Gras bevat ’s middags 50 gram meer suiker dan ‘s ochtends
Het suikergehalte van vers gras is in de middag gemiddeld 50 gram per kilo droge stof hoger dan vroeg in de ochtend.
Dit blijkt uit een analyse door onderzoekers van adviesbureau Groeikracht en Wageningen Livestock Research van bijna 500 vers grasmonsters van 15 bedrijven. Deze monsters werden in het groeiseizoen van 2021 genomen voor het praktijkproject ‘Graslandmanagement voor reductie van methaan en ammoniak’.
Weer zorgt voor variatie
Het suikergehalte in gras varieert tijdens het groeiseizoen sterk van dag tot dag en van bedrijf tot bedrijf met minima van minder dan 50 gram per kilo droge stof en maxima van meer dan 300 gram per kilo droge stof. Volgens de onderzoekers wordt het suikergehalte sterk beïnvloed door de hoeveelheid zonlicht en neerslag, maar ook door de verhouding tussen stengel en blad en het bemestingsniveau. Hoe hoger het ruweiwitgehalte in gras, des te lager het suikergehalte.
In de middag constant
Het gemiddelde suikergehalte van alle monsters die om 7.00 uur ’s ochtends werden genomen lag in 2021 op 100 gram per kilo droge stof. Dit liep gedurende de ochtend langzaam op naar een gemiddelde van 150 gram per kilo droge stof aan het begin van de middag. Daarna bleef het suikergehalte gedurende de middag redelijk constant.

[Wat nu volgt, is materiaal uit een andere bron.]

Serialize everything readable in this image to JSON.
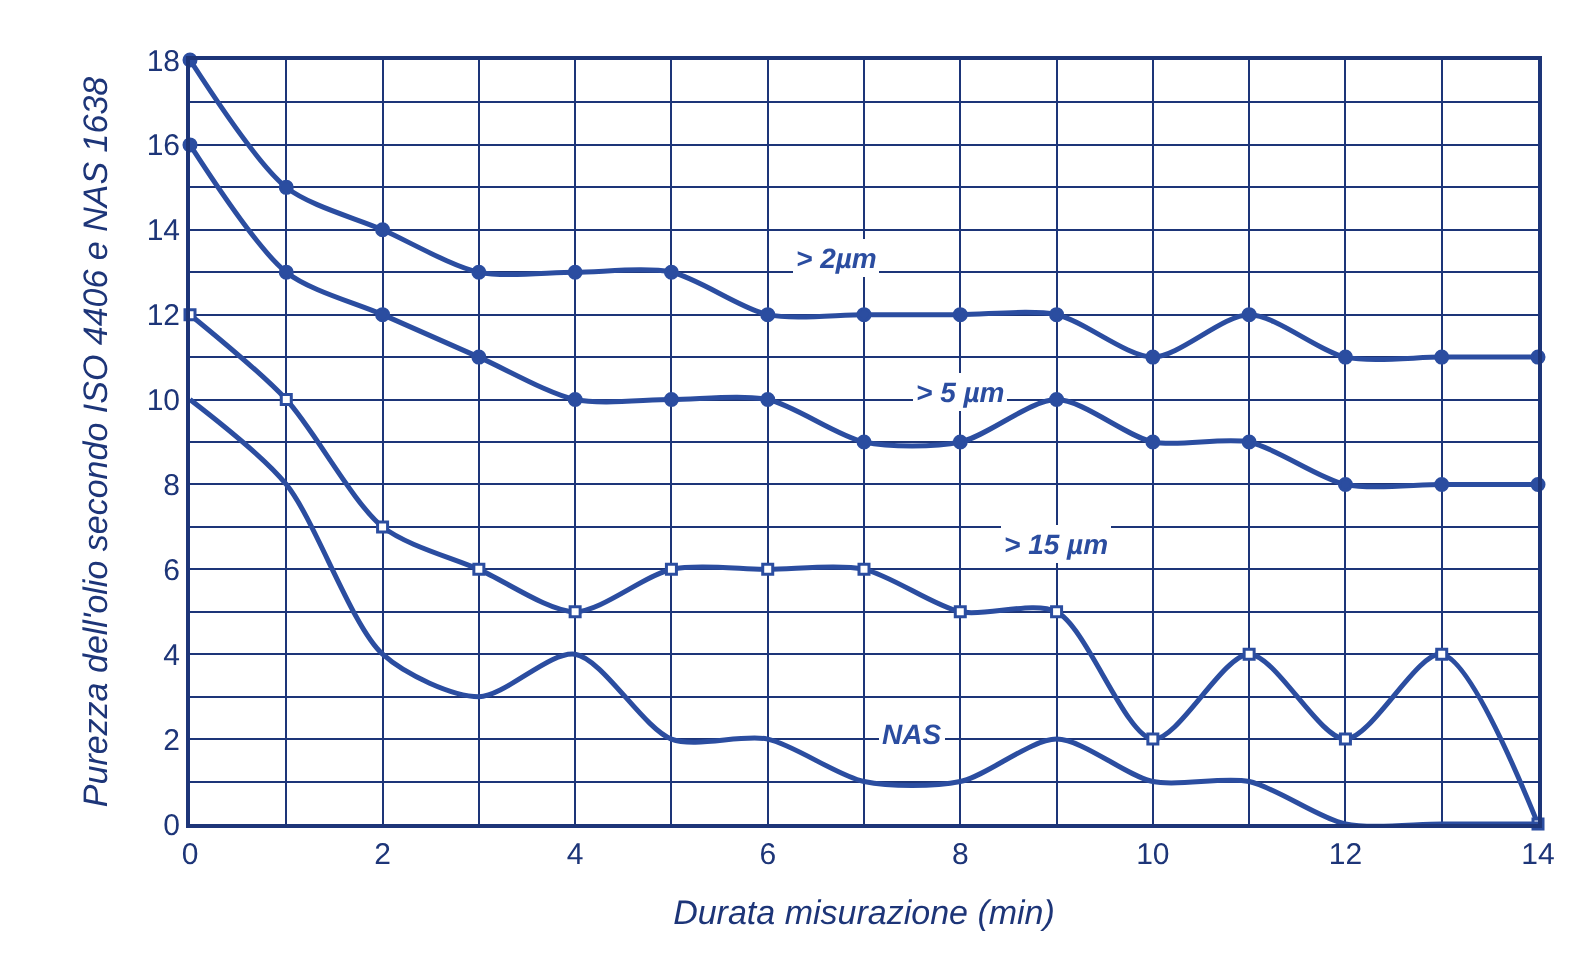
{
  "chart_data": {
    "type": "line",
    "xlabel": "Durata misurazione (min)",
    "ylabel": "Purezza dell'olio secondo ISO 4406 e NAS 1638",
    "x": [
      0,
      1,
      2,
      3,
      4,
      5,
      6,
      7,
      8,
      9,
      10,
      11,
      12,
      13,
      14
    ],
    "series": [
      {
        "name": "> 2µm",
        "color": "#2b4da0",
        "marker": "circle",
        "values": [
          18,
          15,
          14,
          13,
          13,
          13,
          12,
          12,
          12,
          12,
          11,
          12,
          11,
          11,
          11
        ]
      },
      {
        "name": "> 5 µm",
        "color": "#2b4da0",
        "marker": "circle",
        "values": [
          16,
          13,
          12,
          11,
          10,
          10,
          10,
          9,
          9,
          10,
          9,
          9,
          8,
          8,
          8
        ]
      },
      {
        "name": "> 15 µm",
        "color": "#2b4da0",
        "marker": "square",
        "values": [
          12,
          10,
          7,
          6,
          5,
          6,
          6,
          6,
          5,
          5,
          2,
          4,
          2,
          4,
          0
        ]
      },
      {
        "name": "NAS",
        "color": "#2b4da0",
        "marker": "none",
        "values": [
          10,
          8,
          4,
          3,
          4,
          2,
          2,
          1,
          1,
          2,
          1,
          1,
          0,
          0,
          0
        ]
      }
    ],
    "xlim": [
      0,
      14
    ],
    "ylim": [
      0,
      18
    ],
    "xticks": [
      0,
      {
        "value": 1,
        "label": null
      },
      2,
      {
        "value": 3,
        "label": null
      },
      4,
      {
        "value": 5,
        "label": null
      },
      6,
      {
        "value": 7,
        "label": null
      },
      8,
      {
        "value": 9,
        "label": null
      },
      10,
      {
        "value": 11,
        "label": null
      },
      12,
      {
        "value": 13,
        "label": null
      },
      14
    ],
    "yticks": [
      0,
      {
        "value": 1,
        "label": null
      },
      2,
      {
        "value": 3,
        "label": null
      },
      4,
      {
        "value": 5,
        "label": null
      },
      6,
      {
        "value": 7,
        "label": null
      },
      8,
      {
        "value": 9,
        "label": null
      },
      10,
      {
        "value": 11,
        "label": null
      },
      12,
      {
        "value": 13,
        "label": null
      },
      14,
      {
        "value": 15,
        "label": null
      },
      16,
      {
        "value": 17,
        "label": null
      },
      18
    ],
    "grid": true,
    "legend": false,
    "line_style": "solid"
  }
}
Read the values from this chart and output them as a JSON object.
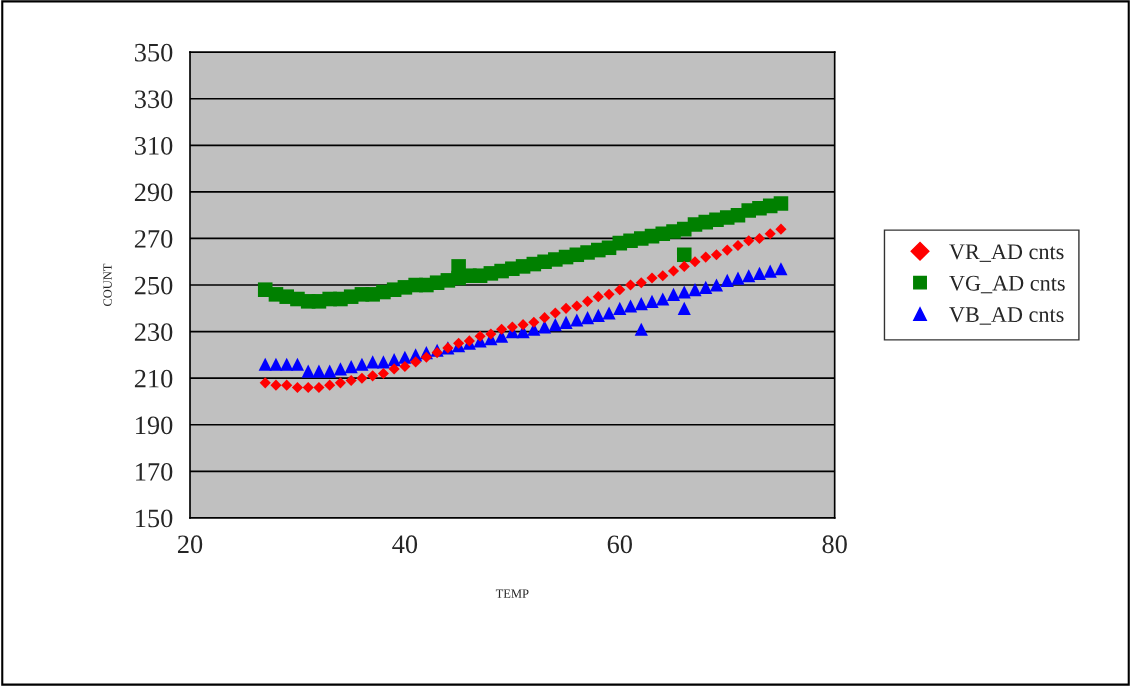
{
  "chart_data": {
    "type": "scatter",
    "xlabel": "TEMP",
    "ylabel": "COUNT",
    "xlim": [
      20,
      80
    ],
    "xticks": [
      20,
      40,
      60,
      80
    ],
    "ylim": [
      150,
      350
    ],
    "yticks": [
      150,
      170,
      190,
      210,
      230,
      250,
      270,
      290,
      310,
      330,
      350
    ],
    "grid": "y",
    "legend": "right",
    "series": [
      {
        "name": "VR_AD cnts",
        "color": "#ff0000",
        "marker": "diamond",
        "x": [
          27,
          28,
          29,
          30,
          31,
          32,
          33,
          34,
          35,
          36,
          37,
          38,
          39,
          40,
          41,
          42,
          43,
          44,
          45,
          46,
          47,
          48,
          49,
          50,
          51,
          52,
          53,
          54,
          55,
          56,
          57,
          58,
          59,
          60,
          61,
          62,
          63,
          64,
          65,
          66,
          67,
          68,
          69,
          70,
          71,
          72,
          73,
          74,
          75
        ],
        "values": [
          208,
          207,
          207,
          206,
          206,
          206,
          207,
          208,
          209,
          210,
          211,
          212,
          214,
          215,
          217,
          219,
          221,
          223,
          225,
          226,
          228,
          229,
          231,
          232,
          233,
          234,
          236,
          238,
          240,
          241,
          243,
          245,
          246,
          248,
          250,
          251,
          253,
          254,
          256,
          258,
          260,
          262,
          263,
          265,
          267,
          269,
          270,
          272,
          274
        ]
      },
      {
        "name": "VG_AD cnts",
        "color": "#008000",
        "marker": "square",
        "x": [
          27,
          28,
          29,
          30,
          31,
          32,
          33,
          34,
          35,
          36,
          37,
          38,
          39,
          40,
          41,
          42,
          43,
          44,
          45,
          46,
          47,
          48,
          49,
          50,
          51,
          52,
          53,
          54,
          55,
          56,
          57,
          58,
          59,
          60,
          61,
          62,
          63,
          64,
          65,
          66,
          67,
          68,
          69,
          70,
          71,
          72,
          73,
          74,
          75,
          45,
          66
        ],
        "values": [
          248,
          246,
          245,
          244,
          243,
          243,
          244,
          244,
          245,
          246,
          246,
          247,
          248,
          249,
          250,
          250,
          251,
          252,
          253,
          254,
          254,
          255,
          256,
          257,
          258,
          259,
          260,
          261,
          262,
          263,
          264,
          265,
          266,
          268,
          269,
          270,
          271,
          272,
          273,
          274,
          276,
          277,
          278,
          279,
          280,
          282,
          283,
          284,
          285,
          258,
          263
        ]
      },
      {
        "name": "VB_AD cnts",
        "color": "#0000ff",
        "marker": "triangle",
        "x": [
          27,
          28,
          29,
          30,
          31,
          32,
          33,
          34,
          35,
          36,
          37,
          38,
          39,
          40,
          41,
          42,
          43,
          44,
          45,
          46,
          47,
          48,
          49,
          50,
          51,
          52,
          53,
          54,
          55,
          56,
          57,
          58,
          59,
          60,
          61,
          62,
          63,
          64,
          65,
          66,
          67,
          68,
          69,
          70,
          71,
          72,
          73,
          74,
          75,
          62,
          66
        ],
        "values": [
          216,
          216,
          216,
          216,
          213,
          213,
          213,
          214,
          215,
          216,
          217,
          217,
          218,
          219,
          220,
          221,
          222,
          223,
          224,
          225,
          226,
          227,
          228,
          230,
          230,
          231,
          232,
          233,
          234,
          235,
          236,
          237,
          238,
          240,
          241,
          242,
          243,
          244,
          246,
          247,
          248,
          249,
          250,
          252,
          253,
          254,
          255,
          256,
          257,
          231,
          240
        ]
      }
    ]
  }
}
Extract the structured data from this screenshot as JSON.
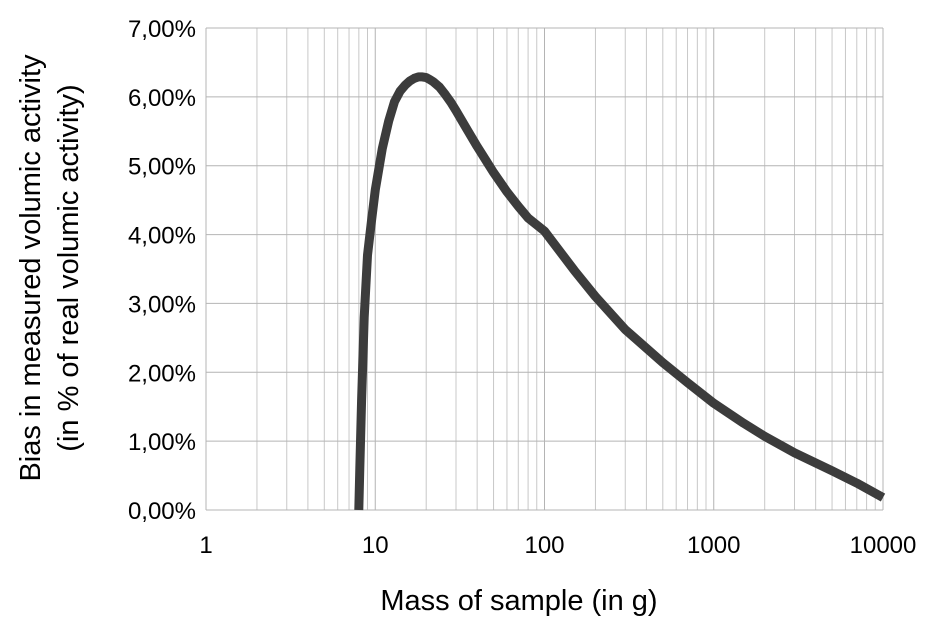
{
  "chart_data": {
    "type": "line",
    "title": "",
    "xlabel": "Mass of sample (in g)",
    "ylabel": "Bias in measured volumic activity",
    "ylabel_line2": "(in % of real volumic activity)",
    "x_scale": "log",
    "xlim": [
      1,
      10000
    ],
    "ylim": [
      0,
      0.07
    ],
    "grid": true,
    "legend": "none",
    "x_ticks": [
      {
        "value": 1,
        "label": "1"
      },
      {
        "value": 10,
        "label": "10"
      },
      {
        "value": 100,
        "label": "100"
      },
      {
        "value": 1000,
        "label": "1000"
      },
      {
        "value": 10000,
        "label": "10000"
      }
    ],
    "y_ticks": [
      {
        "value": 0,
        "label": "0,00%"
      },
      {
        "value": 0.01,
        "label": "1,00%"
      },
      {
        "value": 0.02,
        "label": "2,00%"
      },
      {
        "value": 0.03,
        "label": "3,00%"
      },
      {
        "value": 0.04,
        "label": "4,00%"
      },
      {
        "value": 0.05,
        "label": "5,00%"
      },
      {
        "value": 0.06,
        "label": "6,00%"
      },
      {
        "value": 0.07,
        "label": "7,00%"
      }
    ],
    "series": [
      {
        "color": "#3c3c3c",
        "x": [
          8,
          8.1,
          8.3,
          8.6,
          9,
          9.5,
          10,
          11,
          12,
          13,
          14,
          15,
          16,
          17,
          18,
          19,
          20,
          21,
          22,
          24,
          26,
          28,
          30,
          35,
          40,
          45,
          50,
          60,
          70,
          80,
          100,
          150,
          200,
          300,
          500,
          700,
          1000,
          1500,
          2000,
          3000,
          5000,
          7000,
          10000
        ],
        "y": [
          0.0,
          0.006,
          0.016,
          0.028,
          0.037,
          0.042,
          0.0465,
          0.0525,
          0.0565,
          0.0593,
          0.0608,
          0.0617,
          0.0623,
          0.0627,
          0.0629,
          0.0629,
          0.0628,
          0.0625,
          0.0622,
          0.0614,
          0.0603,
          0.0592,
          0.058,
          0.0552,
          0.0528,
          0.0508,
          0.049,
          0.0462,
          0.0441,
          0.0424,
          0.0405,
          0.0348,
          0.031,
          0.0262,
          0.0214,
          0.0185,
          0.0155,
          0.0126,
          0.0107,
          0.0083,
          0.0057,
          0.0039,
          0.0018
        ]
      }
    ]
  }
}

Koude nachten, hoge pieken
Vroeg in het voorjaar was het suikergehalte gemiddeld het hoogst met een waarde van circa 250 gram per kilo droge stof. De verklaring hiervoor is dat grasplanten op zonnige dagen veel suikers aanmaken en tijdens koude nachten weinig suikers verbruiken. In de maand april werden ook de grootste uitschieters in suikergehalte gemeten. Zo worden in nachten met vorst de suikers bewaard in het gras met hoge pieken in het gehalte tot gevolg.
Laagste suiker in september
In de loop van het groeiseizoen daalde het gemiddelde suikergehalte naar circa 100 gram per kilo droge stof in september. Daarna liep het suikergehalte weer iets op. In 2020 vonden de onderzoekers vergelijkbare resultaten.